Here's why you should use your tax refund to pay off credit card debt

If you’ve ever committed to pay off your credit card debt 'when you have more money,' now’s your chance. The Internal Revenue Service says that 70 percent of taxpayers will get refunds this year. 

Jon Elswick/AP/File
Part of a US $100 bill. Most Americans intend to invest their tax refunds wisely, but few actually follow through.

If you’ve ever promised to pay off your credit card debt “when you have more money,” now’s your chance. The Internal Revenue Service estimates that 70% of taxpayers will get refunds this year. Last year, the average refund was $2,860, according to the IRS.

If you’re in the red, using the bulk of your tax refund to pay down your high-interest credit card debt can give you some fast financial relief, with almost no effort on your part. Maybe that’s why the idea is so popular: In a 2016 National Retail Federation survey, about 39% of American adults said they planned to use their refund to pay down debt.

To be sure, simply paying off credit card debt doesn’t address the underlying causes of that debt, so it might not keep you from winding up in the same position down the road. It also isn’t necessarily everyone’s No. 1 priority. You may want to spend your refund elsewhere if:

  • You don’t have an emergency fund. Sock away at least $500 in your bank account before tackling your credit card debt.
  • Your debt is out of control. If your debt is more than half your annual income and you see no way to pay it off within five years, bankruptcy might be your best option.
  • Your credit card debt is interest-free. If you have debt on a 0% APR credit card, you’ll save more money by tackling higher-interest debts first. Just be sure to pay down your balance before the 0% period ends.

But if your credit card debt is gnawing away at your monthly budget, here’s why tackling it now is your best call.

You’ll save money on interest

When you have a mountain of credit card debt, interest charges slowly drain you of cash.

Credit card issuers charged an average annual percentage rate of 13.61% on accounts that incurred interest last quarter, according to the Federal Reserve. At that rate, if you carried an average balance of $5,000 for a full year, you’d pay almost $700 in interest. And since credit cards are open-ended lines of credit, you can carry that debt virtually forever, as long as you keep making the minimum payments. You don’t want to let that happen.

The easiest way to lower interest costs is to transfer your credit card debt to a 0% APR credit card, and doing so is a smart idea. But these cards often aren’t available when you need them most. If your credit is so-so and your debt-to-income ratio is high, you might not be able to qualify for one.
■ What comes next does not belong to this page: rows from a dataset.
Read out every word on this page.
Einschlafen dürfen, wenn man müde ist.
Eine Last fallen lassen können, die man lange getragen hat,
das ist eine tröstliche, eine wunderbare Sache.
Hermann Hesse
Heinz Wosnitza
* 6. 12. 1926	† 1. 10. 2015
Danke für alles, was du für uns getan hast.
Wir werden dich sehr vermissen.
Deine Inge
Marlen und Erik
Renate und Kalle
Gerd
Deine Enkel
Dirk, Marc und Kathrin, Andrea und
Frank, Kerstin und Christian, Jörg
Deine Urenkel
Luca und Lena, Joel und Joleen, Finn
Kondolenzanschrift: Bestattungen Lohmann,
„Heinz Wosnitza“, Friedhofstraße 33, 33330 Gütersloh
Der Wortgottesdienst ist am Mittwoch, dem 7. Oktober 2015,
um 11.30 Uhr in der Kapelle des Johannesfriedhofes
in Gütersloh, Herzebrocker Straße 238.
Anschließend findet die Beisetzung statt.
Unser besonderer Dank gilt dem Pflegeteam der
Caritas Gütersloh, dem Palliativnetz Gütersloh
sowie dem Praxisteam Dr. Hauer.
If getting a 0% APR card isn’t an option, paying down your debt more quickly might be your best bet for saving on interest. Your tax refund can help you do just that.

It could boost your credit

If your credit is a little “meh” lately, it might be due in part to all the credit card debt you’re carrying.

“Amounts owed” — that is, how high your balances are — accounts for 30% of your FICO score and is a “highly influential” factor in your VantageScoreCredit utilization ratio, or the percentage of available credit you’re using, is a major factor in amounts owed. As a rule of thumb, it’s a good idea to keep your balances below 30% of your credit limit at all times. The lower you can keep your balances, the better.

Applying your refund to your credit card debt can help you reduce both your overall debt and your credit utilization ratio quickly. This can help your credit score, making it easier to qualify for more affordable credit products and even potentially helping you save on car insurance.

It’s a painless path to a fresh start

Sometimes, the most difficult thing about paying down debt is the “paying” part.

Because of a psychological effect called loss aversion, losses can loom larger in our minds than gains. That’s why it’s painful to see money leave your bank account — even if you know those extra payments are helping you save on interest.

When you pay down your credit card debt with your tax refund check, though, you get to pay down that credit card debt with “found money,” instead dipping into your savings. That makes it a little less painful.

It also gives you a chance to build new credit card habits that can make paying a little less daunting. You might decide to make payments on your credit card balance once a week, for example, so it’s more manageable. Or you could start a new budget to keep your spending down. Wiping out your credit card debt with a tax refund may be a quick fix, but changing these fundamental spending habits can help you save for years to come.